The size of the operator (rows, columns).

Return type:

tuple

getVecs()

Get PETSc vectors for the operator.

Returns:

A tuple of PETSc.Vec objects used internally by the operator.

Return type:

tuple

mult(mat, X, Y)

Compute the matrix-vector product Y = mat * X.

Parameters:

• mat (PETSc.Mat) – The matrix represented by the operator.

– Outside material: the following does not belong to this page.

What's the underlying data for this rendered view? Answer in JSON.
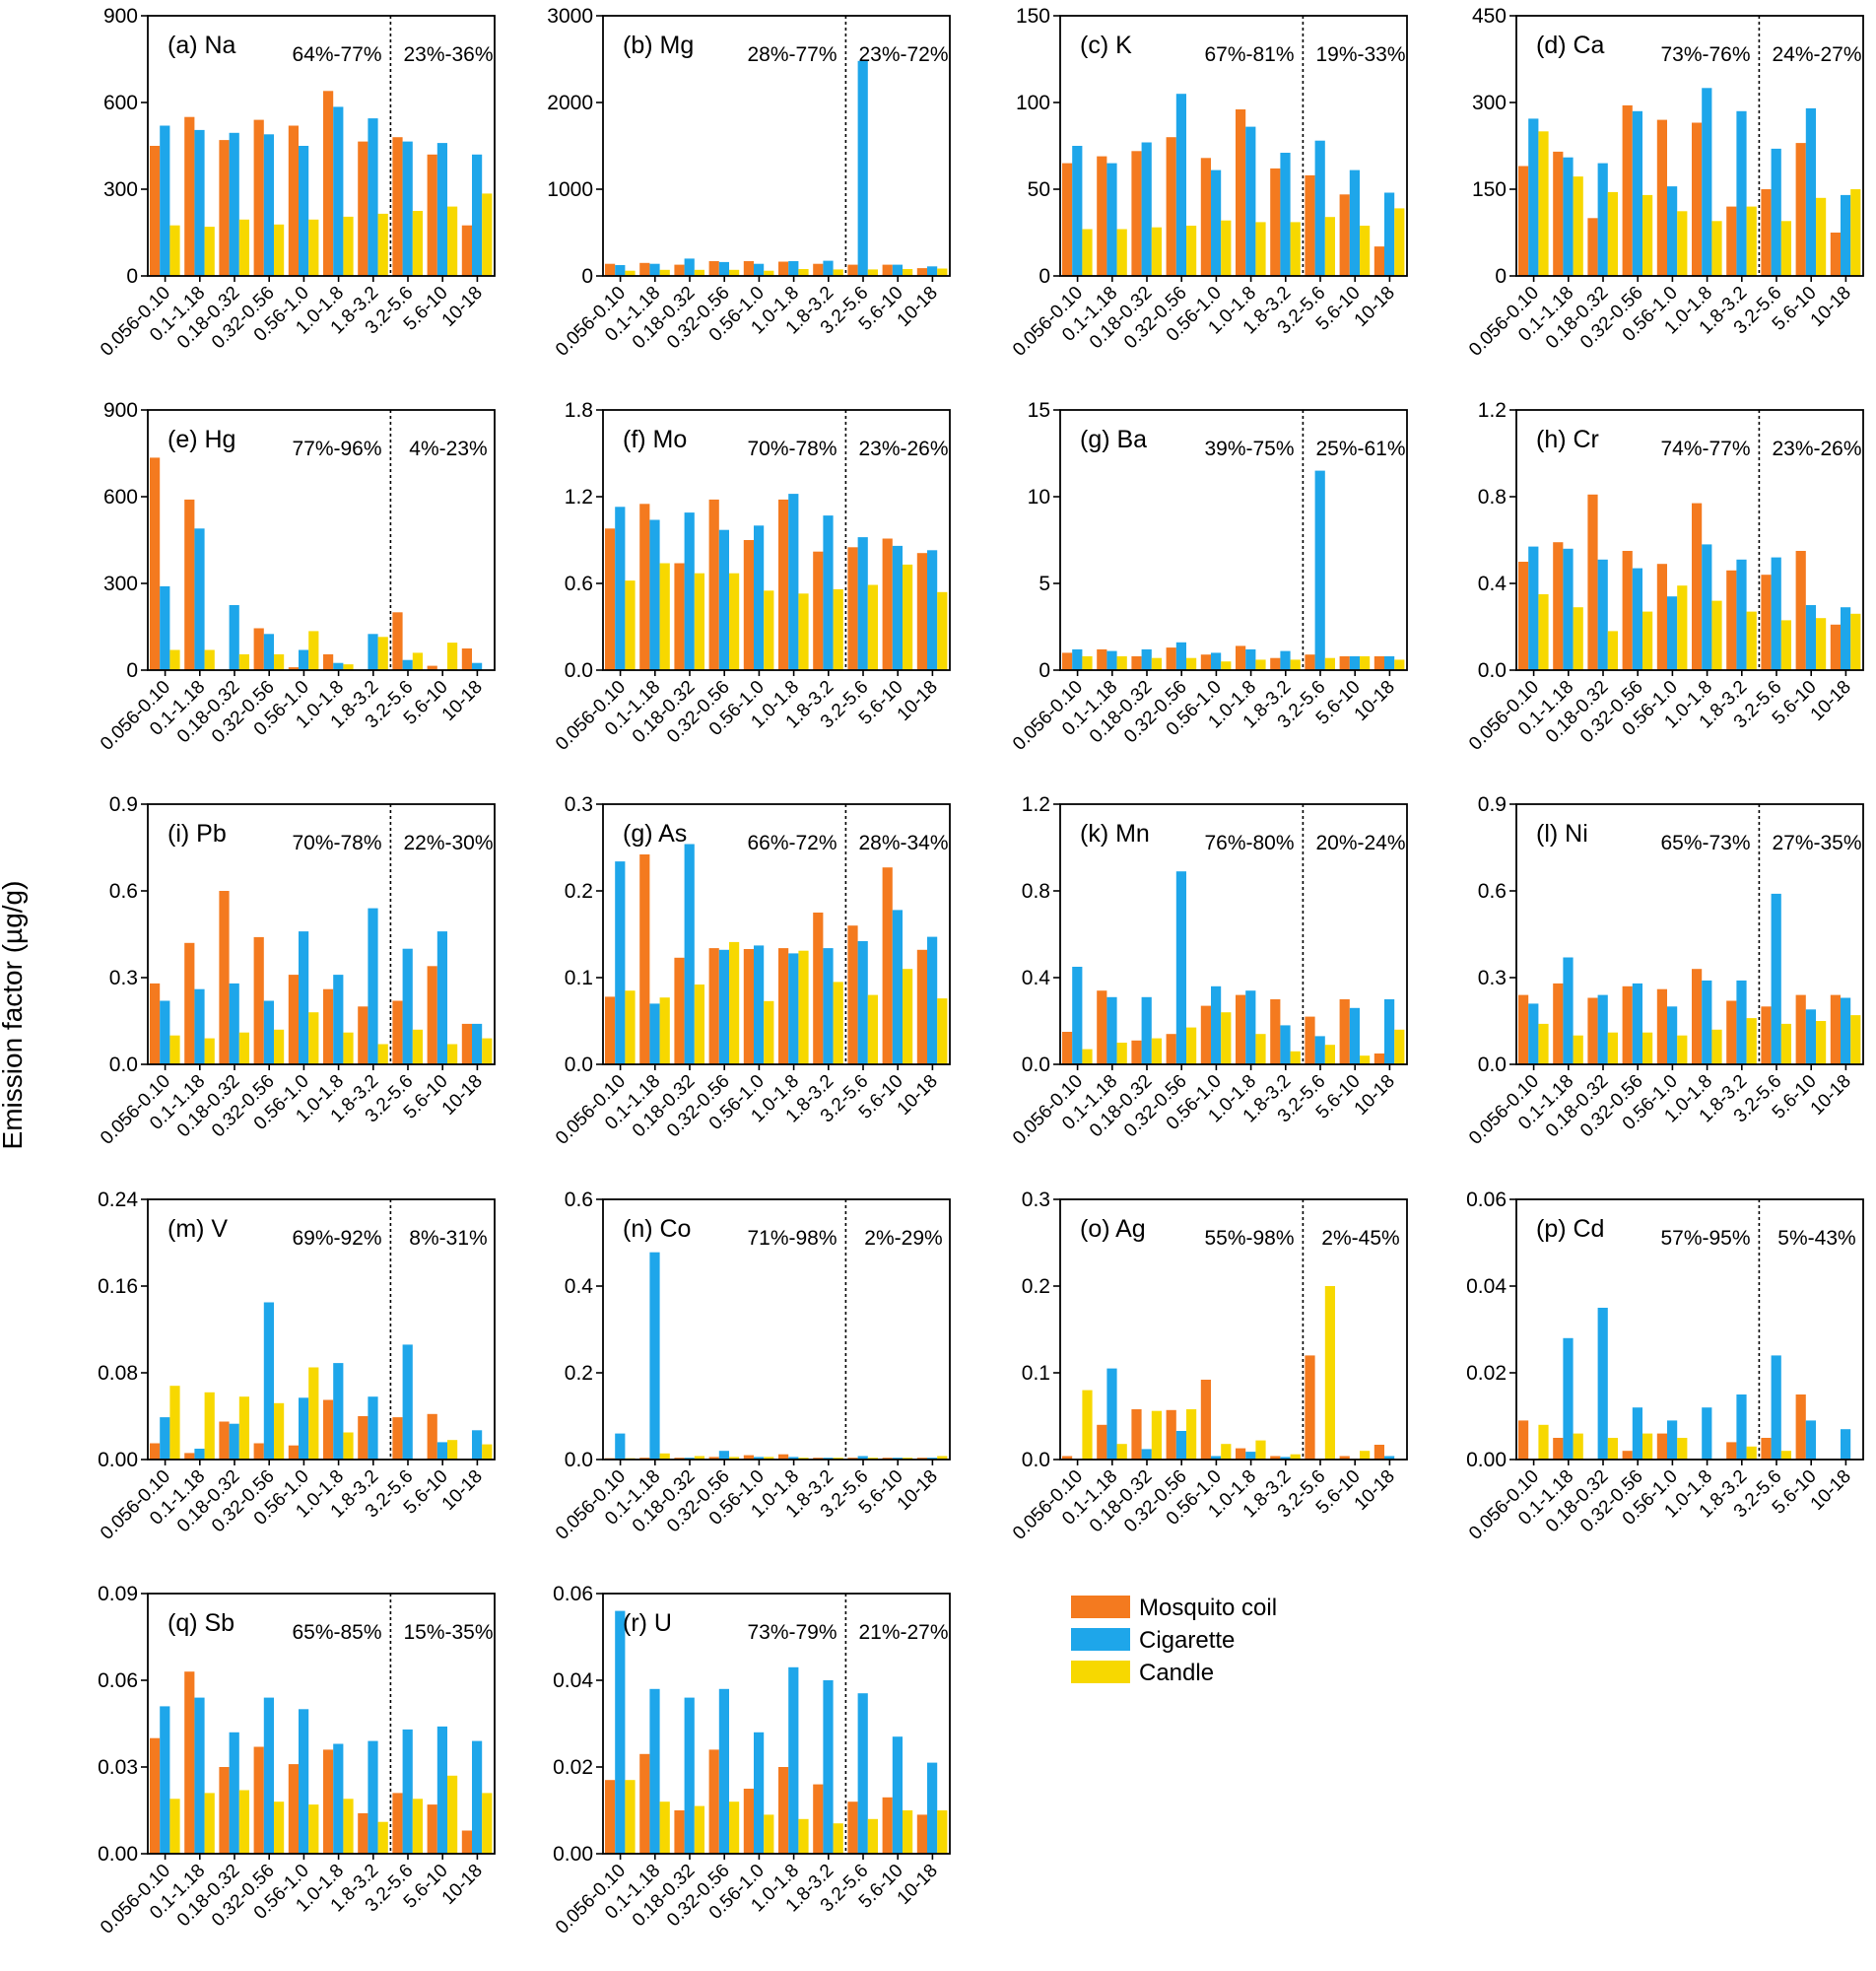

• X (PETSc.Vec) – Input vector.

• Y (PETSc.Vec) – Output vector.

Returns:

The result of the matrix-vector product.

Return type:

PETSc.Vec

getKSP()

Get the KSP solver for the operator.

Returns:

KSP solver instance that solves the resolvent equation (without its conjugate transpose). Can be used to get the response to a given forcing.

Return type:

PETSc.KSP

destroySelf()

Clean up resources to avoid memory leaks.

This method should be called if multiple resolvent SVDs are performed consecutively.